В медсанбат меня привезли уже ночью. Сразу положили на операционный стол. Миловидная девушка прикрыла рот и нос пропитанной хлороформом марлей и попросила, как маленького ребенка:

— А теперь мы посчитаем. Раз, два… Вслух, вслух.

Стал считать вслух, добрался до двенадцати и надолго провалился в забытье. Когда открыл глаза, не сразу сообразил, что со мной… Лежал на спине, видел светлое утреннее небо. Мягко потряхивало — значит, куда-то везут. Услышал тарахтение колес о булыжник — везут на пароконке. Лежу на скошенной траве. Увядая, она хорошо пахнет, как у нас на покосе. Голова гудит, во рту противно, тошнота подступает к горлу. Левая нога нестерпимо горит. Я застонал. Надо мной склонилось участливое морщинистое лицо пожилого усатого солдата. Он достал краснобокое яблоко, обтер о гимнастерку и протянул мне:

— На, пожуй. После наркоза завсегда мутит, по себе знаю.

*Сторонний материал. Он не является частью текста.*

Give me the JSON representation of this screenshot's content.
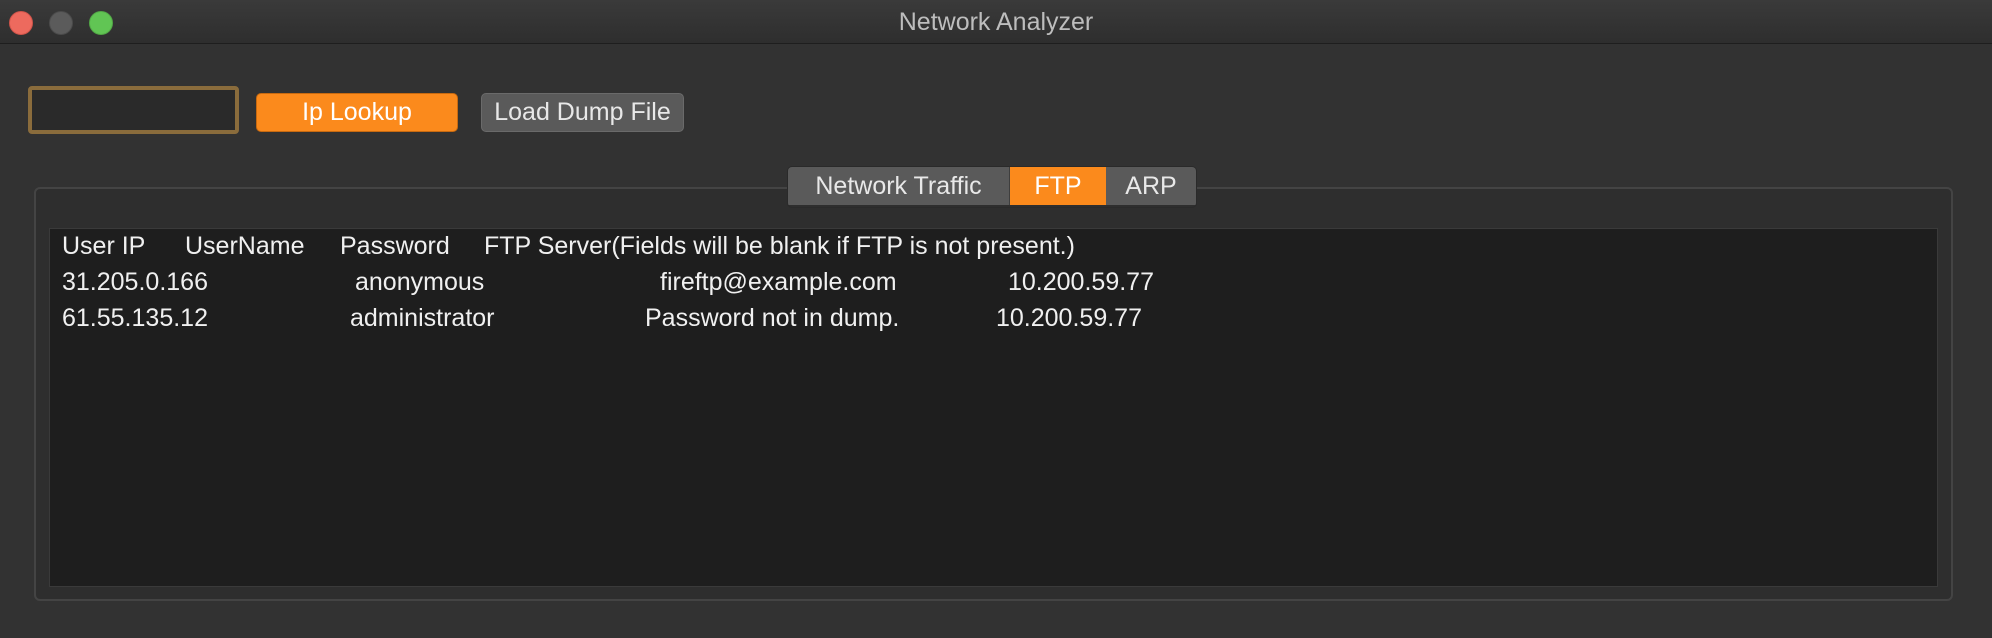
{
  "window": {
    "title": "Network Analyzer"
  },
  "toolbar": {
    "ip_input_value": "",
    "ip_lookup_label": "Ip Lookup",
    "load_dump_label": "Load Dump File"
  },
  "tabs": [
    {
      "label": "Network Traffic",
      "active": false
    },
    {
      "label": "FTP",
      "active": true
    },
    {
      "label": "ARP",
      "active": false
    }
  ],
  "ftp_table": {
    "header": [
      "User IP",
      "UserName",
      "Password",
      "FTP Server(Fields will be blank if FTP is not present.)"
    ],
    "rows": [
      [
        "31.205.0.166",
        "anonymous",
        "fireftp@example.com",
        "10.200.59.77"
      ],
      [
        "61.55.135.12",
        "administrator",
        "Password not in dump.",
        "10.200.59.77"
      ]
    ]
  },
  "colors": {
    "accent": "#fb8a1c",
    "window_bg": "#323232",
    "text_area_bg": "#1e1e1e"
  }
}
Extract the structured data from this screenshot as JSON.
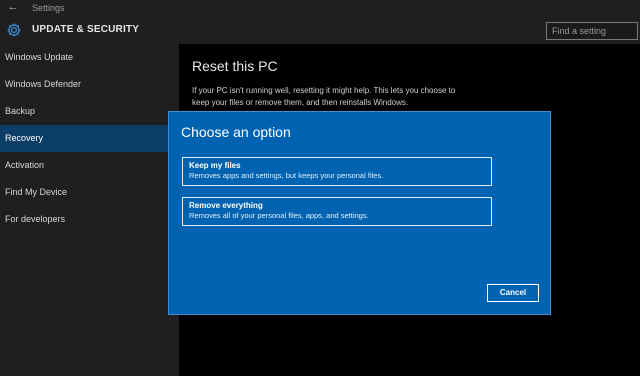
{
  "titlebar": {
    "back_icon": "back-arrow-icon",
    "app_title": "Settings"
  },
  "header": {
    "icon": "gear-icon",
    "title": "UPDATE & SECURITY",
    "search_placeholder": "Find a setting"
  },
  "sidebar": {
    "items": [
      {
        "label": "Windows Update",
        "active": false
      },
      {
        "label": "Windows Defender",
        "active": false
      },
      {
        "label": "Backup",
        "active": false
      },
      {
        "label": "Recovery",
        "active": true
      },
      {
        "label": "Activation",
        "active": false
      },
      {
        "label": "Find My Device",
        "active": false
      },
      {
        "label": "For developers",
        "active": false
      }
    ]
  },
  "main": {
    "title": "Reset this PC",
    "description": "If your PC isn't running well, resetting it might help. This lets you choose to keep your files or remove them, and then reinstalls Windows."
  },
  "dialog": {
    "title": "Choose an option",
    "options": [
      {
        "title": "Keep my files",
        "description": "Removes apps and settings, but keeps your personal files."
      },
      {
        "title": "Remove everything",
        "description": "Removes all of your personal files, apps, and settings."
      }
    ],
    "cancel_label": "Cancel"
  },
  "colors": {
    "dialog_background": "#0063b1",
    "active_sidebar": "#0c3d66",
    "chrome_background": "#1f1f1f",
    "accent_icon": "#3a8fd8"
  }
}
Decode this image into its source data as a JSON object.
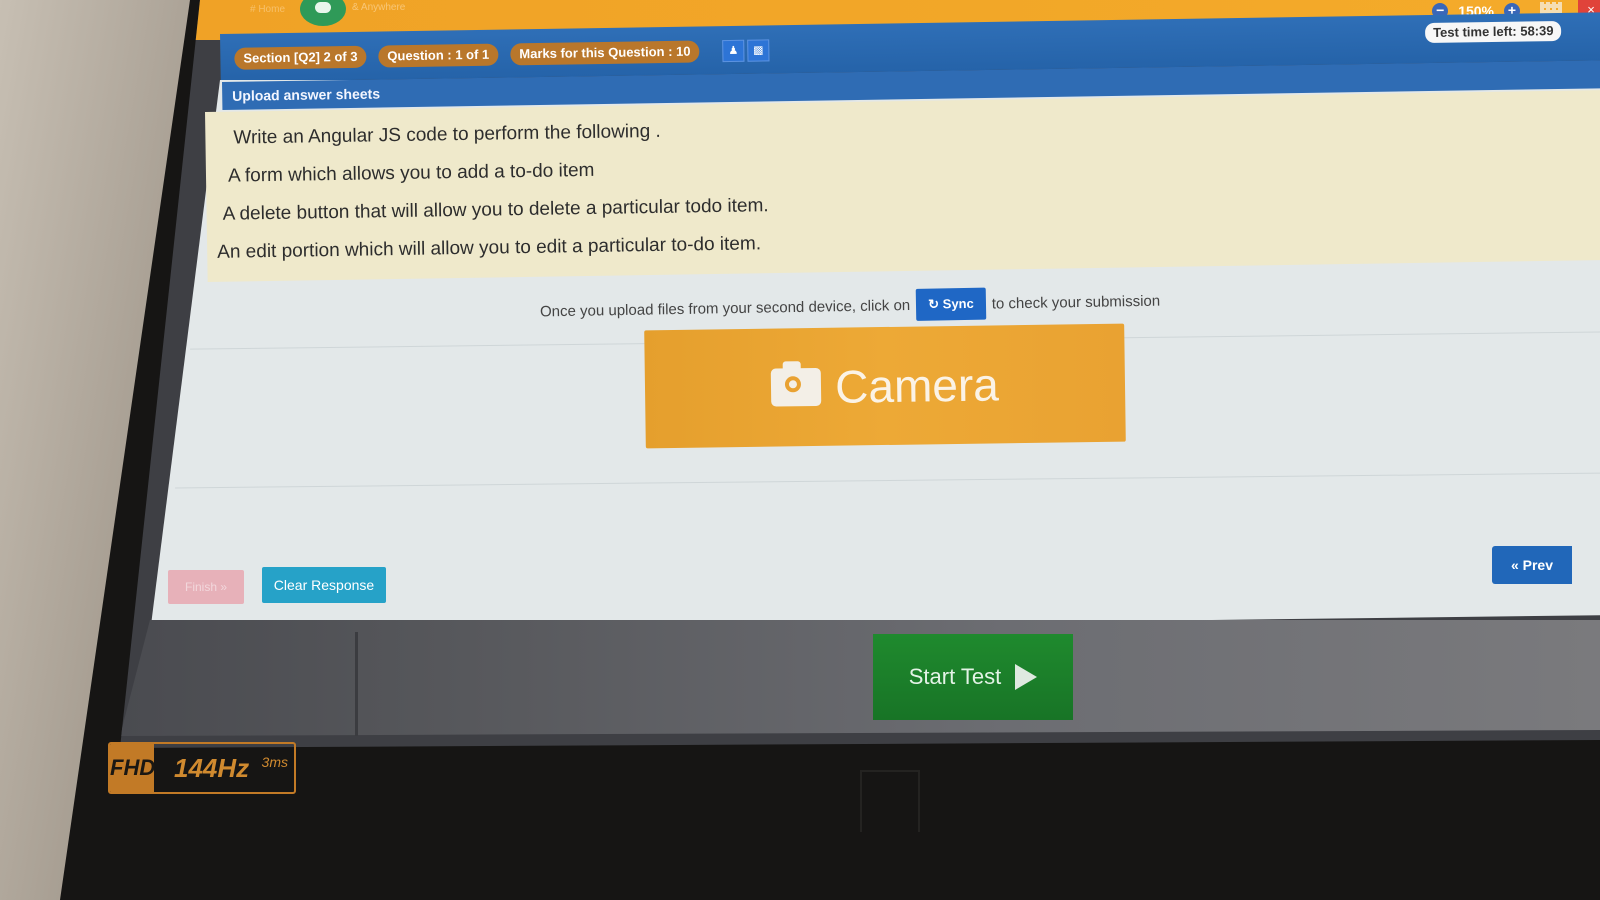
{
  "topbar": {
    "nav_label": "# Home",
    "app_label": "& Anywhere",
    "zoom_level": "150%",
    "zoom_out": "−",
    "zoom_in": "+",
    "close": "×"
  },
  "infobar": {
    "section": "Section [Q2] 2 of 3",
    "question": "Question : 1 of 1",
    "marks": "Marks for this Question : 10",
    "test_time": "Test time left: 58:39"
  },
  "question": {
    "header": "Upload answer sheets",
    "lines": [
      "Write an Angular JS code to perform the following .",
      "A form which allows you to add a to-do item",
      "A delete button that will allow you to delete a particular todo item.",
      "An edit portion which will allow you to edit a particular to-do item."
    ]
  },
  "upload": {
    "sync_prefix": "Once you upload files from your second device, click on",
    "sync_label": "Sync",
    "sync_suffix": "to check your submission",
    "camera_label": "Camera"
  },
  "actions": {
    "finish_label": "Finish »",
    "clear_label": "Clear Response",
    "prev_label": "« Prev",
    "start_label": "Start Test"
  },
  "monitor": {
    "fhd": "FHD",
    "refresh": "144Hz",
    "response": "3ms"
  },
  "colors": {
    "orange_bar": "#f4ab2a",
    "blue_bar": "#2563a9",
    "camera": "#eda936",
    "start": "#1f8a2e",
    "clear": "#26a2c8"
  }
}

Живительный яблочный сок освежил рот, и мне в самом деле полегчало. За всю дорогу возница не обмолвился больше ни словом. Только мурлыкал себе под нос украинские песни.

К вечеру приехали в Люблин. Госпиталь размещался в здании из красного кирпича, где раньше была гимназия. Два дюжих санитара перевалили меня на носилки и затащили на третий этаж в маленькую комнатушку — палату. Числился я тяжелораненым. Тех, у кого раны полегче, устраивали в коридорах: госпиталь был переполнен.